I should’ve known better than to try to circumvent the Universe. Rebecca had already told me when Allie first started having this out-turn, that she’ll be fine and there won’t be any long-term consequences, but we’d have to patch her for a little bit. I thought I could avoid it but Rebecca’s record is sky-high. 🙁
So today is Day 1 of serious patching therapy. After her dance class, the plan was to let her pick out some stickers at a party store. Then we were going home so she could select a sticker to put on an eye patch. Then we were gonna affix the eye patch and she would wear it while watching any movie she wanted (a rarity since we try to keep her off the TV). “Yeah! That sounds good!” she told us. So that’s what we did. And she kept the patch on for 1 hour 23 minutes, altho at about the 1 hour point she’d asked to remove it “because I can’t see.” We told her if she took it off, we’d immediately turn the movie off. 10 minutes later, she asked to turn the movie off so she could watch it later, rubbing her eye patch. I asked her to keep it on for a few more minutes. We managed to push it much longer than I dreamed for her first time. But now she said, “I don’t like the eye patch.” So we’re likely looking at 10-15 minutes for the future patching. The doctor said that even that’s better than nothing, and to just do it as long as we could even if we don’t meet the 2 hours.
So this third item is a work in progress.
Sigh.
Awww…sorry to hear 🙁
When you said eye patch, I was picturing like a pirate’s patch held on with elastic around the head. Would that work, or would Allie pull it off/move it around? The adhesive seems like it would itch!

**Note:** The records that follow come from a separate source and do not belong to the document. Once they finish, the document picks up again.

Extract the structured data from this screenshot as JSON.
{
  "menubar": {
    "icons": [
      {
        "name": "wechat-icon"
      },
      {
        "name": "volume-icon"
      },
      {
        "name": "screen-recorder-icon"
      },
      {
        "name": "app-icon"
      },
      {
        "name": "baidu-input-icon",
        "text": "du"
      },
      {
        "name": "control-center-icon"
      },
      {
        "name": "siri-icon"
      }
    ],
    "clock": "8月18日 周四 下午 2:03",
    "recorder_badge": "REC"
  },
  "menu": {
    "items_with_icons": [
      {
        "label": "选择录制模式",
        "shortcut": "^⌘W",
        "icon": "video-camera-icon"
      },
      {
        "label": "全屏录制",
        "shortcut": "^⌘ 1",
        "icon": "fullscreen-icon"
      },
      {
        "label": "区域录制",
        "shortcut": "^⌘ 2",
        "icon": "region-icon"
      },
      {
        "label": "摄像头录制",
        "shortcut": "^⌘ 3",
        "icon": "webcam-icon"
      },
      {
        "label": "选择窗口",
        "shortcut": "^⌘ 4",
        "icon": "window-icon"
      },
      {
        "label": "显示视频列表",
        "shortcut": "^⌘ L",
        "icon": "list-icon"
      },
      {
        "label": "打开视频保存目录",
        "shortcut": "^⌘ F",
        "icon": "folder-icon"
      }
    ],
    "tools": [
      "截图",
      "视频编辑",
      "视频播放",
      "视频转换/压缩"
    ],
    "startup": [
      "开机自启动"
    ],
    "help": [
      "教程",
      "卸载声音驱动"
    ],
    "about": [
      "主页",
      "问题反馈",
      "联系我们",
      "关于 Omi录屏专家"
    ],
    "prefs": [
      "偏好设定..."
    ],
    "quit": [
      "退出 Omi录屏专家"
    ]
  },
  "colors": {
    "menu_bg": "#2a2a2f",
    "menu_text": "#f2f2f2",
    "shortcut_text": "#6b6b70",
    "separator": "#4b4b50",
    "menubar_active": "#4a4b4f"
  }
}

the adhesive actually leaves an icky sticky film around her eye, like when you pull off a bandaid that’s been on too long. the skin gets pink and puffy, too. I can’t imagine if I actually kept it on for 4 hrs like the dr wants (she’s been 80 mins twice and today hit 2 hours per her nanny).
I asked the ophthalmologist if I could just patch one side of 2 kid glasses and let her wear those instead of sticking the patch directly on her skin, and he said if it worked, he’d be fine with it, but that from his experience, the kids peek out from the sides of the glasses so it defeats the purpose of a full occlusion.
But a pirate patch would provide full occlusion, wouldn’t it?
They may even sell them at that *fedora store.” Heh.
I don’t think they’re molded perfectly enough to seal around her eye. but I suppose it couldn’t hurt to try. it’d save her delicate facial skin. but I just know that she takes off hair clips and hats and hairbands and sunglasses so I wouldn’t be surprised if anything not affixes only lasts a few seconds on her.
FEDORA STORE! BAHAHAHAHA!
btw, I had an epiphany just yesterday what the “esq” in your email address was. duh, cindy.